OK, so this is a partial answer to the long previous comment.

test/Lexer/has_feature_comprehensive_static_instrumentation.cpp
11

I think we also want a test/Driver/fcsi test that checks platforms by ensuring that -fcsi is reported as an unsupported option for other than Linux x86_64. If the instrumentation always adds a call to some symbol in the runtime library it could also have a sanity check for that.

mehdi_amini added inline comments.Jul 6 2016, 6:37 PM
docs/CSI.rst
46

The long thread on llvm-dev went to conclude that LTO should not be needed.

62

-emit-llvm should not be required. The user can use -flto but that would be orthogonal to CSI.

78

This is not clear to me: the sanitizers are auto-linking the clang supplied runtime. Here it seems to be about a user-supplied library.

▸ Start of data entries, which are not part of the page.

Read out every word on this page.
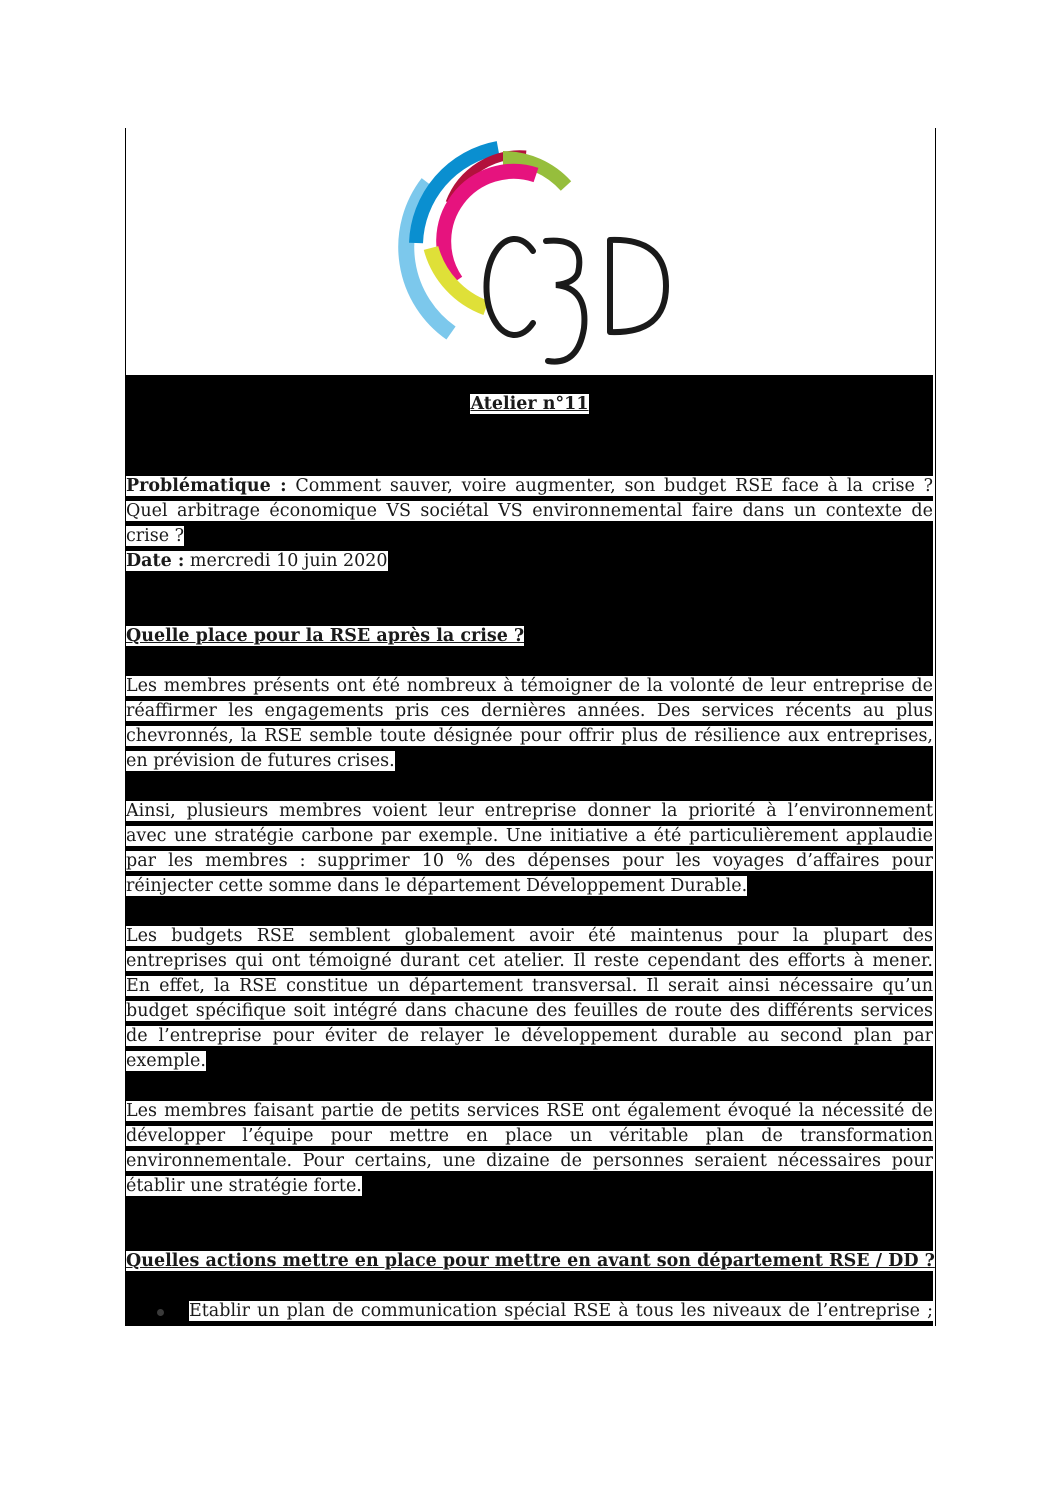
Atelier n°11
Problématique : Comment sauver, voire augmenter, son budget RSE face à la crise ?
Quel arbitrage économique VS sociétal VS environnemental faire dans un contexte de
crise ?
Date : mercredi 10 juin 2020
Quelle place pour la RSE après la crise ?
Les membres présents ont été nombreux à témoigner de la volonté de leur entreprise de
réaffirmer les engagements pris ces dernières années. Des services récents au plus
chevronnés, la RSE semble toute désignée pour offrir plus de résilience aux entreprises,
en prévision de futures crises.
Ainsi, plusieurs membres voient leur entreprise donner la priorité à l’environnement
avec une stratégie carbone par exemple. Une initiative a été particulièrement applaudie
par les membres : supprimer 10 % des dépenses pour les voyages d’affaires pour
réinjecter cette somme dans le département Développement Durable.
Les budgets RSE semblent globalement avoir été maintenus pour la plupart des
entreprises qui ont témoigné durant cet atelier. Il reste cependant des efforts à mener.
En effet, la RSE constitue un département transversal. Il serait ainsi nécessaire qu’un
budget spécifique soit intégré dans chacune des feuilles de route des différents services
de l’entreprise pour éviter de relayer le développement durable au second plan par
exemple.
Les membres faisant partie de petits services RSE ont également évoqué la nécessité de
développer l’équipe pour mettre en place un véritable plan de transformation
environnementale. Pour certains, une dizaine de personnes seraient nécessaires pour
établir une stratégie forte.
Quelles actions mettre en place pour mettre en avant son département RSE / DD ?
Etablir un plan de communication spécial RSE à tous les niveaux de l’entreprise ;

bruening added inline comments.Jul 6 2016, 8:28 PM
docs/CSI.rst
78

No, the CSI runtime is not the user-supplied part: it is part of the clang build, just like the sanitizer runtime libraries (see line 79 below showing where it lives). The user-supplied part is "my-tool.o".

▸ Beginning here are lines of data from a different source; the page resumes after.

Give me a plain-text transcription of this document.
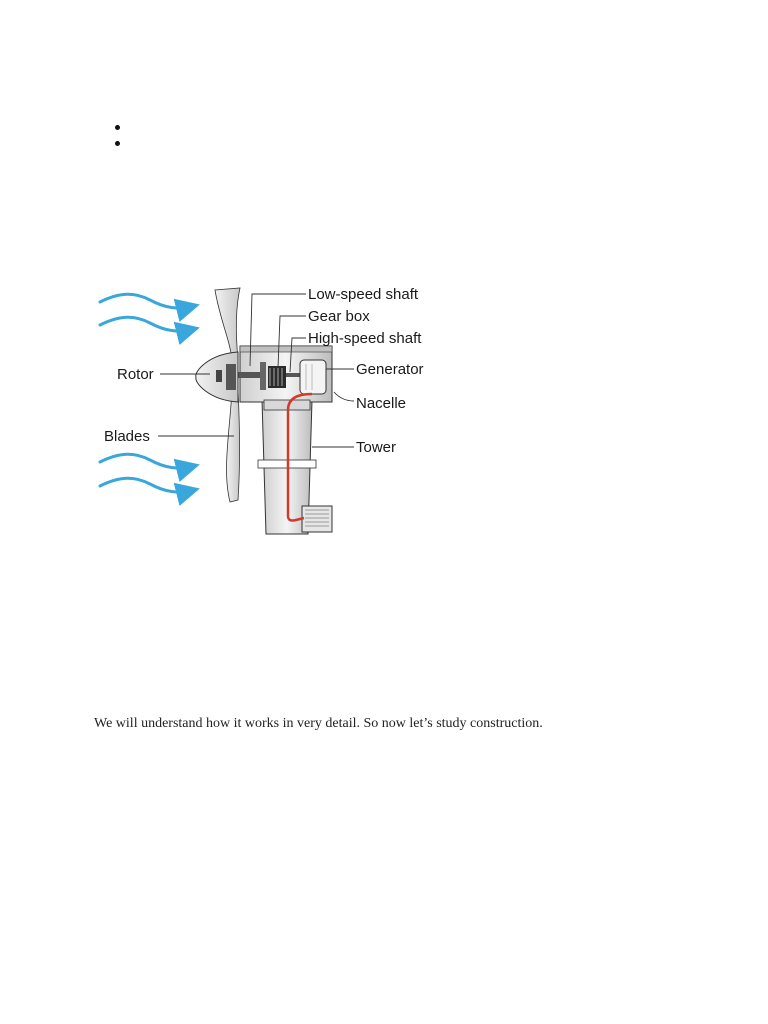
Low-speed shaft
Gear box
High-speed shaft
Generator
Nacelle
Tower
Rotor
Blades
We will understand how it works in very detail. So now let’s study construction.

mehdi_amini added inline comments.Jul 6 2016, 8:32 PM
docs/CSI.rst
78

Oh you're totally right, I thought you were referencing the tool-specific implementation.

bruening added inline comments.Jul 14 2016, 5:02 PM
docs/CSI.rst
30

Are there any constraints on what libraries the tool library is allowed to use? Generally there are, for tool code that runs in the same process as the application. The tool library will be operating at arbitrary points during application execution. This means that it should avoid using the same resources as the instrumented application, because the application's routines are not all re-entrant and they use global state, and to minimize perturbation of the application's behavior (such as heap layout patterns) from how it behaves with no tool present. A tool using standard libraries becomes more likely to cause issues when libc routines are being intercepted by the tool (see related comment below) or libc itself is instrumented. The existing LLVM instrumentation runtime libraries, for the sanitizer tools, avoid calling libc routines and are not able to use the STL: they use their own custom implementations of all data structures and algorithms that they need, but this is a small set. Dynamic tool platforms like Pin and DynamoRIO go to great lengths to isolate tool libraries by loading separate copies of libc. Has any thought been put into isolating the tool library and its imports from the application? I realize that some of these may seem more long-term topics, but if the idea is to create a framework for use with a wide range of tools it is good to consider all issues up front.

230

For observing loads and stores, typically compiler-based tools intercept libc's memcpy, memset, etc. (or in some cases libc is built and instrumented along with the application), to avoid missing many memory references. The existing LLVM sanitizer tools all intercept a large number of libc routines to ensure they see more than just events happening in application code proper. Has there been any thought about this for CSI?